Sonia era una compañera rara, una muchacha menuda, delgada y extraña, de piel pálida y cabello negro brillante, que se pintaba muchísimo los ojos y nunca hablaba con nadie. Tenía un aire hastiado que siempre me había llamado la atención, y los labios oscuros, naturalmente oscuros, violáceos, casi azulados. No era fea, aunque parecía peleada con el mundo y no resultaba fácil acercarse a ella. Bailaba bien, pero no recibía la atención de las profesoras como las demás. Parecía aislada en un mundo paralelo.

  • Has hecho bien.

  • ¿Eh?

  • Saliendo del armario. Has hecho bien.

Se había sentado ami lado en un descanso y, mientras bebíamos un poco para recuperarnos, y aprovechábamos para reatarnos las zapatillas y recomponer con esparadrapo los estropicios del día, me dirigió la palabra por primera vez.

  • Gracias…

  • Hay que ser muy valiente para eso.

  • Bueno… Tampoco me ha sido tan difícil…
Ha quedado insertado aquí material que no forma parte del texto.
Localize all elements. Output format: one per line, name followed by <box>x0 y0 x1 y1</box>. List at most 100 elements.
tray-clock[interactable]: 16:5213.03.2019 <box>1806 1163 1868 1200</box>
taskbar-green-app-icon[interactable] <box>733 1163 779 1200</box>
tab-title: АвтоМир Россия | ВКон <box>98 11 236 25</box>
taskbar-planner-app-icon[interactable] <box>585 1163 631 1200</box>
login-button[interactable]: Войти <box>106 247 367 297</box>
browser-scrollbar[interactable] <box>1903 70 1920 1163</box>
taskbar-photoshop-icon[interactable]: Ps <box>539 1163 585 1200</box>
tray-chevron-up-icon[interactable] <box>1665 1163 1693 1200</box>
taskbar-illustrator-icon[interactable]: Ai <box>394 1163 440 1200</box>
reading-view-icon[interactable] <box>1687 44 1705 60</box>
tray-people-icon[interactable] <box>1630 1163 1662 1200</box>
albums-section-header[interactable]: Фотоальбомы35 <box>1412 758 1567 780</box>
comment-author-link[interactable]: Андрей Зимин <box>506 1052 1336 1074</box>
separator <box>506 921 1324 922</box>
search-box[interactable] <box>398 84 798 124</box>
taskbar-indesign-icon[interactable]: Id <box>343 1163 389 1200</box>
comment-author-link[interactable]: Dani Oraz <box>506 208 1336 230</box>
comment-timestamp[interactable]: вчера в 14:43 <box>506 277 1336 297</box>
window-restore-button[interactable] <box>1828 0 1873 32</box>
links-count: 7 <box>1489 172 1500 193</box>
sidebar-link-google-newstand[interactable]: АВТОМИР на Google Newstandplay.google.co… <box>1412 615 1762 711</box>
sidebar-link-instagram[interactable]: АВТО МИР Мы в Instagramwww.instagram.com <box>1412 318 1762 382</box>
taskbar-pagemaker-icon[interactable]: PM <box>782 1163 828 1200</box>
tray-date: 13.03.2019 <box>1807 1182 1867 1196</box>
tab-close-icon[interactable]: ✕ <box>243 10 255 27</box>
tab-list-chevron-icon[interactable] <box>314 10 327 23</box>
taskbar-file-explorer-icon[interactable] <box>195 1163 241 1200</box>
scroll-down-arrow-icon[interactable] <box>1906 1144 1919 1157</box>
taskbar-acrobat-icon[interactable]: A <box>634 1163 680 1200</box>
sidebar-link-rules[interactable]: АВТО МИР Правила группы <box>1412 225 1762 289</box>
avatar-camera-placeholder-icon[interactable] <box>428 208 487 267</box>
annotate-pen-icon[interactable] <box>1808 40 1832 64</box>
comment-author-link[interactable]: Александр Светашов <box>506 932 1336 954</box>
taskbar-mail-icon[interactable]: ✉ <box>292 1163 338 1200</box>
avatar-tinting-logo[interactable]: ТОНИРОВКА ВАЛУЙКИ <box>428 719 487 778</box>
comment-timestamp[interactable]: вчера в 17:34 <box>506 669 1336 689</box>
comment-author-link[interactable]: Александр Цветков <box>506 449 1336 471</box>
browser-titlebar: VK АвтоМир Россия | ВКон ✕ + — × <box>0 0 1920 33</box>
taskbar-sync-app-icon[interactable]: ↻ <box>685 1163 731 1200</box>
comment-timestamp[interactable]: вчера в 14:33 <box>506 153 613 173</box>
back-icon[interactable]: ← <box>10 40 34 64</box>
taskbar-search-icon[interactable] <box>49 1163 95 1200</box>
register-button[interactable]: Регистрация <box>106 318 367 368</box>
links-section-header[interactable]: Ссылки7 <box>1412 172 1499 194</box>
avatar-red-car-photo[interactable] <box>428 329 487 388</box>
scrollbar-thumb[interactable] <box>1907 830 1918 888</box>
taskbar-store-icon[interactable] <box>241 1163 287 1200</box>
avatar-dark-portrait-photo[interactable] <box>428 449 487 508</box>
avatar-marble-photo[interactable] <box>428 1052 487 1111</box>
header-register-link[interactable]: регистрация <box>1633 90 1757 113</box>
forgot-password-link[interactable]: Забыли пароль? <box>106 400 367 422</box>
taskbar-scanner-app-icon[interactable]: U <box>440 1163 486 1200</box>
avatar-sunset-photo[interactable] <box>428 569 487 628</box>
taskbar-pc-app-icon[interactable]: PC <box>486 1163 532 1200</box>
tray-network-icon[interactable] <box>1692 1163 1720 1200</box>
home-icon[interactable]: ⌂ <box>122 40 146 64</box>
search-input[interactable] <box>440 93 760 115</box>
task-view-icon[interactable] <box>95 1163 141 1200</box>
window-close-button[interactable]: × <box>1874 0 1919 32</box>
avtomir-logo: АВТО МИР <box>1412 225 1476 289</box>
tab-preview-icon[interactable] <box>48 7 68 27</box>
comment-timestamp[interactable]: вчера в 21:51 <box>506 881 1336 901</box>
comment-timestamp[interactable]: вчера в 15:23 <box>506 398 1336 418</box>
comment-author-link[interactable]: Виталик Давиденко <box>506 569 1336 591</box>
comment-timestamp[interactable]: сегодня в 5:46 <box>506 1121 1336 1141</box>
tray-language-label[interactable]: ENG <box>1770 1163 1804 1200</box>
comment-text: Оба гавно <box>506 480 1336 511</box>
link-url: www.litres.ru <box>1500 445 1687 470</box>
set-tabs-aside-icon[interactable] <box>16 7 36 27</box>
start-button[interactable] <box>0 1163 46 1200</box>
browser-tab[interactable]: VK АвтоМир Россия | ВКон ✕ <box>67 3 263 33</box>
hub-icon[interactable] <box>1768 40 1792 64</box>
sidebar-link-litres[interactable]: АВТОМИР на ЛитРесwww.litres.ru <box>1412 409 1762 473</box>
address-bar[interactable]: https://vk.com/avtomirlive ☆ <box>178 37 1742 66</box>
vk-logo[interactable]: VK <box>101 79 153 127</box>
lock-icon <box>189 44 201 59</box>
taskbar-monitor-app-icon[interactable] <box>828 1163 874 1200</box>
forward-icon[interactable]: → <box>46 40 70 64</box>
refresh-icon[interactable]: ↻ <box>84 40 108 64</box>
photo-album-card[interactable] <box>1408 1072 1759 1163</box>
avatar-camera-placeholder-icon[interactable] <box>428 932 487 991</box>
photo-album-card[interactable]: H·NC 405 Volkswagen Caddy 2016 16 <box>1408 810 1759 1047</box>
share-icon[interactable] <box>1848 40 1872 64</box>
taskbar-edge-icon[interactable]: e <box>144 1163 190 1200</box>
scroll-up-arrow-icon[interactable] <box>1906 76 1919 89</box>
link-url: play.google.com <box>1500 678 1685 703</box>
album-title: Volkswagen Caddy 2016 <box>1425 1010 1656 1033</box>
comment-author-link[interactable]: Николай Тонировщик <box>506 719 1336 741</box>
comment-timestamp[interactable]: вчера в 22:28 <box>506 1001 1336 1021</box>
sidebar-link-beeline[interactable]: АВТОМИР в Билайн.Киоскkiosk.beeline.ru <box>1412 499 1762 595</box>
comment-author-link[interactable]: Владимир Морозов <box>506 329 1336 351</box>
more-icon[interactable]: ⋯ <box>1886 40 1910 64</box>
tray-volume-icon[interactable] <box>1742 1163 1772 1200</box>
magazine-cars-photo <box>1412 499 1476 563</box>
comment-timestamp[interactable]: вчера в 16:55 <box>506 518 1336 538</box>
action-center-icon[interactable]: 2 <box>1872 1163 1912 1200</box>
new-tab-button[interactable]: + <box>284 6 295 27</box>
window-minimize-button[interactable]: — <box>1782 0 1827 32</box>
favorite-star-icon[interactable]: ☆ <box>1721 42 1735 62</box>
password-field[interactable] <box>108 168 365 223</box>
  • Oye ¿Por qué no pides permiso para usar el vestuario de las chicas? Así te dejarían en paz esos animales.

  • No sé…

  • Chica, parece lógico ¿No?

  • Sí… La verdad es que sí… pero…

  • ¿Es que te gusta?

  • Bueno… Un poco quizás…

  • Yo a veces pienso que también me gustaría… Ya sabes… que me hicieran daño…

Me invadió una sensación tremenda de ternura. Inclinándome hacia ella la besé en los labios. Un beso furtivo, nada espectacular. No se apartó. Una vez más, volví a sentirme extraña. No me importó. Solo era raro, no parecía malo.

Al salir, caminamos juntas por la calle. Sin pensarlo, agarré su mano. No me rechazó. Sentía una extraña solidaridad con ella. Paseábamos sin hablar ni mirarnos, despacio, como sin saber qué hacer. Nunca había tenido una amiga. Nunca había sentido ninguna intimidad con una chica. Me gustaba aquella muchacha extraña vestida con unos vaqueros rotos, una chupa de cuero sobre la camiseta, y unas botas militares. Pensé que resultaríamos una pareja extraña.